Upton thinks technology will continue to become more prevalent during church services.
“The nice thing is that technology helps people come to church without coming to church,” he said. “They can get the message at a more convenient time if they have to work and not necessarily be there on Sunday, which is good.”
Pastor Rick Whittaker of St. Barnabas’ Episcopal in Tooele said he and his congregation are embracing the uses of new technology to the fullest. Whittaker uses technology for almost every aspect of church and is excited to see it catch on with other churches and his congregation.
“Instead of a printed newsletter, we use an electronic newsletter and we have a Facebook presence,” he said. “In addition to our printed bulletin each week, we make it available through our website so people can download it to their iPad or Kindle and then follow along during church.”
Whittaker said each week there is a series of readings printed on the bulletin that he goes over during Sunday services. On average, about five people bring their tablets to church to use, but he expects more will join in during church with their tablets in the near future.
“I use the iPad for my bulletin, sermon notes and research,” Whittaker said. “I also have a couple of electronic Bibles on my iPad.”
Whittaker said the building is hooked up to wireless Internet, so anyone who is at church can link into the network while they are in the building.
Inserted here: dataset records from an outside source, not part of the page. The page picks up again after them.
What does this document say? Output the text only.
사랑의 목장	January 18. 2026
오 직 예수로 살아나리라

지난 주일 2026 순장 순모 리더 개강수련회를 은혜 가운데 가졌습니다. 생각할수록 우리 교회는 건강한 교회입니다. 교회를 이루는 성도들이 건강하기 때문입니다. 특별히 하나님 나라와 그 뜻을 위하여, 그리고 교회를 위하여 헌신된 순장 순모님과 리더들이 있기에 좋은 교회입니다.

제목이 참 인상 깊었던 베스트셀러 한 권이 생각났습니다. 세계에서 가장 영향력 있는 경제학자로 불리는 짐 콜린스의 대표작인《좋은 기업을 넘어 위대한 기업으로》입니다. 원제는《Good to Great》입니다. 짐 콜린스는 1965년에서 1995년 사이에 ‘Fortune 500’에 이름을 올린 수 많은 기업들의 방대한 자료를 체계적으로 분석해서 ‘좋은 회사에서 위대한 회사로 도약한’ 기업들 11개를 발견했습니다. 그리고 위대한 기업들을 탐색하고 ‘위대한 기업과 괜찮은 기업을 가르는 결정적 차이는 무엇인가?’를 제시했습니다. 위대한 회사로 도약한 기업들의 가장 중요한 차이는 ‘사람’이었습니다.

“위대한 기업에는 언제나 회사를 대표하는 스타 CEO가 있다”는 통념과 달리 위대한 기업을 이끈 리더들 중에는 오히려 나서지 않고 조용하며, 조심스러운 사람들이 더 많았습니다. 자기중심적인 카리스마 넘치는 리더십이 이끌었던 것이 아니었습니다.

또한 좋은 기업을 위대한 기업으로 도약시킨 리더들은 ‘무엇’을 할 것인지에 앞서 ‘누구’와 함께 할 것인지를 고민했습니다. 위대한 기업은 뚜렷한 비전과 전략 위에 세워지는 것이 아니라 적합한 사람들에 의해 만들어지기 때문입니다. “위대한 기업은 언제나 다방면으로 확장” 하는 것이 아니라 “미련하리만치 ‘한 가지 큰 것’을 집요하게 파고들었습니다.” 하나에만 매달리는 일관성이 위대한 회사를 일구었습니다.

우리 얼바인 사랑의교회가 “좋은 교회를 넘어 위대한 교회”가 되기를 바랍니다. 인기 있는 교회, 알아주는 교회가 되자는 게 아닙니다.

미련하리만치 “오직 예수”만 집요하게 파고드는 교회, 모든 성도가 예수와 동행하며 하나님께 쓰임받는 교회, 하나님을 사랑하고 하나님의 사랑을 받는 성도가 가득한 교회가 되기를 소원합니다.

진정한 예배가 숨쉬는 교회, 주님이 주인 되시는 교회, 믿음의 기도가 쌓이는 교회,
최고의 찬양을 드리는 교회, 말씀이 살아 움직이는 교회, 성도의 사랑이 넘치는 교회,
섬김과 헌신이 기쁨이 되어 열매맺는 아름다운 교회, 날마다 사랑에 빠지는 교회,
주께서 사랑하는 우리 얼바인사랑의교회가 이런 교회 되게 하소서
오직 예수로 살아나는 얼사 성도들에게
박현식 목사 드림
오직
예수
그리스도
Although the Internet is readily available, Whittaker hasn’t noticed anyone abusing the freedom and playing games during services.
Whittaker feels like technology use in churches is growing and will continue to grow steadily.
“It tends to be the younger people who are more willing to use it, but even the older people are catching on,” he said. “Some older people are learning how to use the smart phones and iPads. It can really add to a church service because it’s easy to download the materials and follow along.”
Morris said, overall, technology is a great thing and he hopes to see it further utilized during church meetings.
“It can be used for scripture study, accessing church websites, for family history research and for accessing addresses and information to help leaders in their ministry,” he said. “Those things make technology a wonderful blessing. On the whole, I’m in favor of it, so long as we know where the line is and we don’t use it for things we shouldn’t be using it for — like games — during church.”